4. Be Short and to the Point
A short, positive, private response is best, one that recognizes and validates the concern and provides a solution. If all goes well and the customer is appeased, you can politely ask that they update or amend their original complaint, or remove it from the site completely. You want the general public to see the matter has been addressed and a positive conclusion has been met.
The most important part of dealing with complaints is controlling the situation so it does not get out of control. That way, even if those tactics fail, you can always request a single complaint be removed by filing a request to Google. What is more challenging is dealing with dozens of complaints because you fanned the flames.
5. Respond Only When You Are Calm
If the customer is still upset and unsatisfied and you have done everything in your power to address the matter, take the issue back online to post a short response.

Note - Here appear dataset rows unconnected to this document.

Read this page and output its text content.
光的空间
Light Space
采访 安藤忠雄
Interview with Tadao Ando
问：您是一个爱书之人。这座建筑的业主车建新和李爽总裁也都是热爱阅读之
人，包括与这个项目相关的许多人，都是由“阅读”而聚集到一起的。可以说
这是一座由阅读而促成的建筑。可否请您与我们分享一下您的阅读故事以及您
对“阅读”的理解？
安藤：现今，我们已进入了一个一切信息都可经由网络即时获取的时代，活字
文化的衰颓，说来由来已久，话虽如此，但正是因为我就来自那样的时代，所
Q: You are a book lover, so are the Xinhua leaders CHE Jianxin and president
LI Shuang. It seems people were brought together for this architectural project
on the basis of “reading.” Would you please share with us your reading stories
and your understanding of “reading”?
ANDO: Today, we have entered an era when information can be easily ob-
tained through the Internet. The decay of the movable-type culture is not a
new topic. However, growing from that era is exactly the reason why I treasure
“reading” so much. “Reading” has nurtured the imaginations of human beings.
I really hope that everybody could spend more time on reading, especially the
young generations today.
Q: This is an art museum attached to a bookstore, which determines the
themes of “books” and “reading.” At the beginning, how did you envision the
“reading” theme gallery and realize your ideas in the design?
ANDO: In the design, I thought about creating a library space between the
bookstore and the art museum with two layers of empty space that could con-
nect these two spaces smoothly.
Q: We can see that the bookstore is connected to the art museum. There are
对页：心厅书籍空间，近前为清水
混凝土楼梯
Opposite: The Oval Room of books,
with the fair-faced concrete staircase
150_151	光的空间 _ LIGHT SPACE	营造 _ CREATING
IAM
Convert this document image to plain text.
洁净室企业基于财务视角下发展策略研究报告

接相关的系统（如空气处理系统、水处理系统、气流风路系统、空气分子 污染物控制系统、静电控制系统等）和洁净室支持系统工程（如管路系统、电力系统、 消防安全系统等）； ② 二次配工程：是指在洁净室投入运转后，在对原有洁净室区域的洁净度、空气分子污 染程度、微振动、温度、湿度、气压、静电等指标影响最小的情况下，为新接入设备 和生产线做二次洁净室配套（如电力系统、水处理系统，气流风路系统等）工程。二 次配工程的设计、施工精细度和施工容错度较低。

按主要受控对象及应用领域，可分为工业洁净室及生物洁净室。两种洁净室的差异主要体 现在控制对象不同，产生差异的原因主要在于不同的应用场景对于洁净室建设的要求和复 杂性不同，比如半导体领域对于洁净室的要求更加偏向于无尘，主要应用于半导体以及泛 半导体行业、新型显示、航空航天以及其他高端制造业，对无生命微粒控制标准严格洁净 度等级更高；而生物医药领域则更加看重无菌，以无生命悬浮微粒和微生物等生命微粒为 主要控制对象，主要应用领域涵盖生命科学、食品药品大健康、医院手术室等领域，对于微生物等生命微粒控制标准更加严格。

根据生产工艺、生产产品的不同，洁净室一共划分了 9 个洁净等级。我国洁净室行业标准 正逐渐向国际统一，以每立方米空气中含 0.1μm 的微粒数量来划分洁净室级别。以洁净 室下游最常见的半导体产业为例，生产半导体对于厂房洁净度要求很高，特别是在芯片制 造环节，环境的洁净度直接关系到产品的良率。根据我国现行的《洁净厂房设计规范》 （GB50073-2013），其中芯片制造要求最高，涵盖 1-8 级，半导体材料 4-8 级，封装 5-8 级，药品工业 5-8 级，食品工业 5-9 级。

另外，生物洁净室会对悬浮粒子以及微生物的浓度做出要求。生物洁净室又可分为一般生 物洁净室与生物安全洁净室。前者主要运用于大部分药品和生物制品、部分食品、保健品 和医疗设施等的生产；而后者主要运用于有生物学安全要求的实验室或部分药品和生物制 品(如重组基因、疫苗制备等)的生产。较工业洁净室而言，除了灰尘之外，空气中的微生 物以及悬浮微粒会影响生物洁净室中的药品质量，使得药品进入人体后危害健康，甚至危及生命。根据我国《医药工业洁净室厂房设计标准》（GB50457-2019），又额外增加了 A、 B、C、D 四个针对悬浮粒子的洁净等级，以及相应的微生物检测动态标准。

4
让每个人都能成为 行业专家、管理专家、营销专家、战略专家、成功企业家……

The purpose of this response is, again, not to spur a debate but to calmly correct the facts without getting into too many specifics.
It's more important to appear as a professional business that's serious about addressing customer concerns than it is to be right. Lawsuits are time-consuming, expensive and very public, so the result, even if you win, won't necessarily cast you in a stellar light.
Dealing with complaints is not a battle. This is not an argument you can "win." The longer you allow the debate to go on, the more exposure and negative attention you are drawing to your business. And yes, there is such a thing as bad press.
So, deal with your customers with respect and take complaints seriously. Over time they will become your greatest supports instead of detractors.